Minister for Pensions Steve Webb said:
People whose employer becomes insolvent can already get compensation when they retire through the PPF. But the scheme does not recognise the long service of those who were members of their pension scheme for over 20 years.

It cannot be right that someone who has been with a company for much of their working life – and relies heavily on that for their pension income – gets the same in compensation as someone with far shorter service and who could also have other pension income to fall back on.

I want to ensure that those who are or could be affected will in future have their long service recognised in the form of higher compensation.

The decision comes after a review of how the PPF compensation cap operates, following the collapse of car parts firm Visteon in 2009.


More information
Read the Written Ministerial Statement about changes to the compensation cap.
Today’s announcement means those members of pension schemes for more than 20 years will have the cap on their compensation raised by 3% for each year above 20 years.

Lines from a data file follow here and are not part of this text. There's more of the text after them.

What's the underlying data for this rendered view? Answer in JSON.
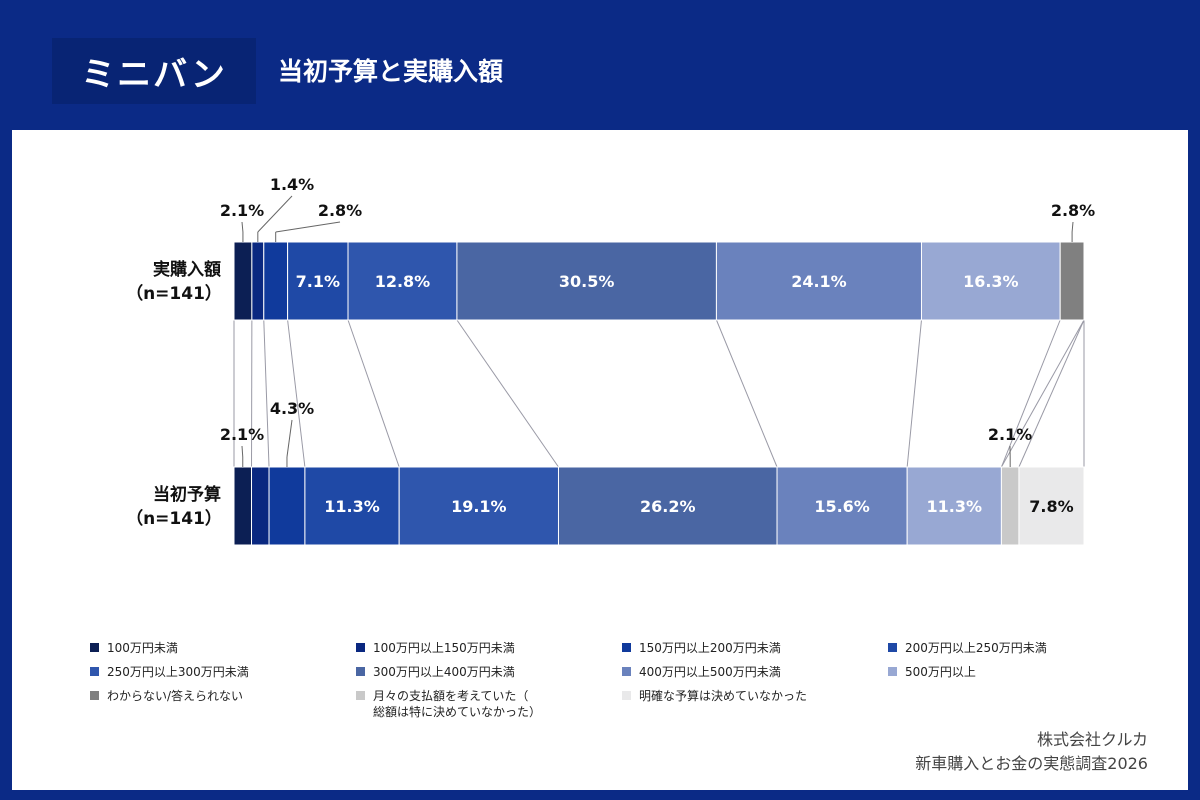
{
  "header": {
    "badge": "ミニバン",
    "title": "当初予算と実購入額"
  },
  "chart_data": {
    "type": "bar",
    "orientation": "horizontal-stacked-100",
    "categories": [
      "100万円未満",
      "100万円以上150万円未満",
      "150万円以上200万円未満",
      "200万円以上250万円未満",
      "250万円以上300万円未満",
      "300万円以上400万円未満",
      "400万円以上500万円未満",
      "500万円以上",
      "わからない/答えられない",
      "月々の支払額を考えていた（総額は特に決めていなかった）",
      "明確な予算は決めていなかった"
    ],
    "colors": [
      "#0c1f54",
      "#0a2880",
      "#103a9c",
      "#1f49a6",
      "#2f56ad",
      "#4a66a3",
      "#6a82bd",
      "#98a8d3",
      "#808080",
      "#c9c9c9",
      "#e9e9ea"
    ],
    "series": [
      {
        "name": "実購入額",
        "n_label": "（n=141）",
        "values": [
          2.1,
          1.4,
          2.8,
          7.1,
          12.8,
          30.5,
          24.1,
          16.3,
          2.8,
          0,
          0
        ],
        "labels": [
          "2.1%",
          "1.4%",
          "2.8%",
          "7.1%",
          "12.8%",
          "30.5%",
          "24.1%",
          "16.3%",
          "2.8%",
          "",
          ""
        ]
      },
      {
        "name": "当初予算",
        "n_label": "（n=141）",
        "values": [
          2.1,
          2.1,
          4.3,
          11.3,
          19.1,
          26.2,
          15.6,
          11.3,
          0,
          2.1,
          7.8
        ],
        "labels": [
          "2.1%",
          "",
          "4.3%",
          "11.3%",
          "19.1%",
          "26.2%",
          "15.6%",
          "11.3%",
          "",
          "2.1%",
          "7.8%"
        ]
      }
    ],
    "legend": [
      "100万円未満",
      "100万円以上150万円未満",
      "150万円以上200万円未満",
      "200万円以上250万円未満",
      "250万円以上300万円未満",
      "300万円以上400万円未満",
      "400万円以上500万円未満",
      "500万円以上",
      "わからない/答えられない",
      "月々の支払額を考えていた（\n総額は特に決めていなかった）",
      "明確な予算は決めていなかった"
    ]
  },
  "footer": {
    "company": "株式会社クルカ",
    "survey": "新車購入とお金の実態調査2026"
  }
}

The Pension Protection Fund provides compensation to members of eligible defined benefit pension schemes, when there is a qualifying insolvency event for the employer, and where there are insufficient assets in the pension scheme to cover the PPF level of compensation.

To benefit from the cap increase, the person’s pension scheme must be a defined benefit scheme and eligible to enter the PPF.

The PPF pays two levels of compensation. Anyone over their scheme’s pension age whose scheme’s employer goes through insolvency gets compensated 100%, uncapped. But anyone who is under scheme pension age at that point is entitled to 90% compensation, which is capped where relevant.

Those who stand to gain extra compensation will either already be in receipt of capped compensation or would have their pension capped when they come to pensionable age.

They will also need to have been a member of a scheme for 21 years or more when the scheme transferred to the PPF.

The revised compensation cap will not be backdated: anyone covered by this change who is already in receipt of capped compensation will get the increase from the date the relevant legislation is in place.

The revised cap will also affect any scheme that does not enter the PPF, but only where it begins to wind up or enters the PPF assessment period after the revised cap is introduced.